Another research completed by Bilo BM, Rueff F, Mosbech H, Bonifazi F, Oude-Elberink JN(2005) is the "Diagnosis of Hymenoptera venom allergy" which stated that the purpose of diagnostic procedure is to classify a sting reaction by history, identify the underlying pathogenetic mechanism, and identify the offending insect. Diagnosis of Hymenoptera venom allergy as a result forms the basis for the treatment. In the central and northern Europe vespid (mainly Vespula spp.) and honeybee stings are the most prevalent, whereas in the Mediterranean area stings from Polistes and Vespula are more frequent than honeybee stings. Several major allergens, usually glycoproteins with a molecular weight of 10-50 kDa, have been identified in venoms of bees, vespids. and ants. The sequences and structures of the majority of venom allergens have been determined and several have been expressed in recombinant form. Venom hypersensitivity may be mediated by immunologic mechanisms (IgE-mediated or non-IgE-mediated venom allergy) but also by nonimmunologic mechanisms. Reactions to Hymenoptera stings are classified into normal local reactions, large local reactions, systemic toxic reactions, systemic anaphylactic reactions, and unusual reactions. For most venom-allergic patients an anaphylactic reaction after a sting is very traumatic event, resulting in an altered health-related quality of life. Risk factors influencing the outcome of an anaphylactic reaction include the time interval between stings, the number of stings, the severity of the preceding reaction, age, cardiovascular diseases and drug intake, insect type, elevated serum tryptase, and mastocytosis.

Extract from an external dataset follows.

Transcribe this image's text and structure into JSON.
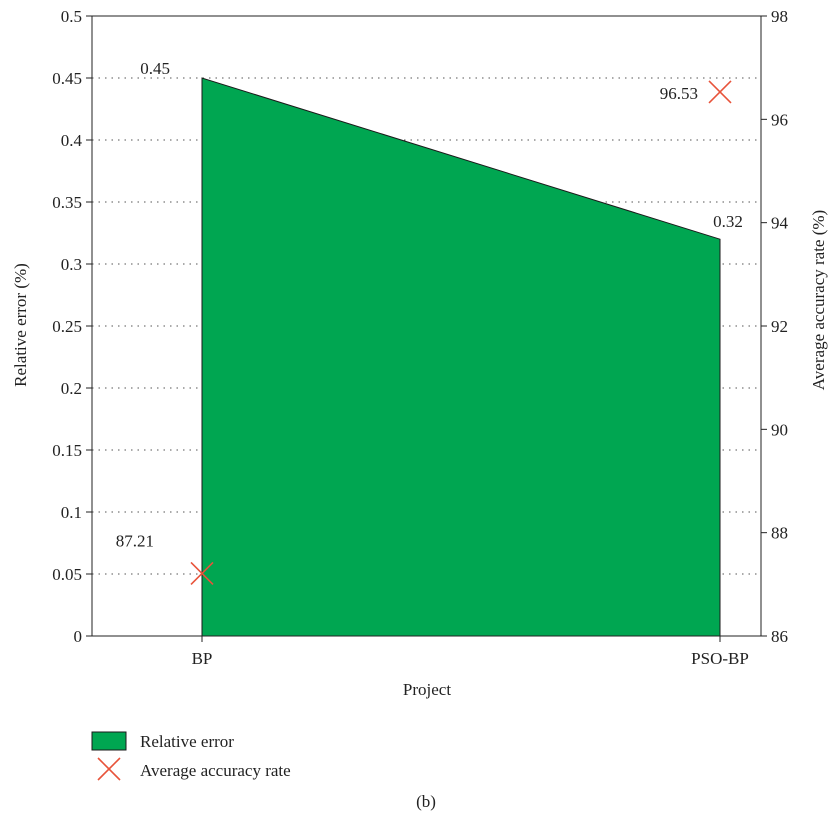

Diagnostic tests should be carried out in all patients with a history of a systemic sting reaction to detect sensitization. They are not recommended in subjects with a history of large local reaction or no history of a systemic reaction. Testing comprises skin tests with Hymenoptera venoms and analysis of the serum for Hymenoptera venom-specific IgE. skin testing with incremental venom concentrations is recommended. If diagnostic tests are negative they should be repeated several weeks later. Serum tryptase should be analyzed in patients with a history of a severe sting reaction.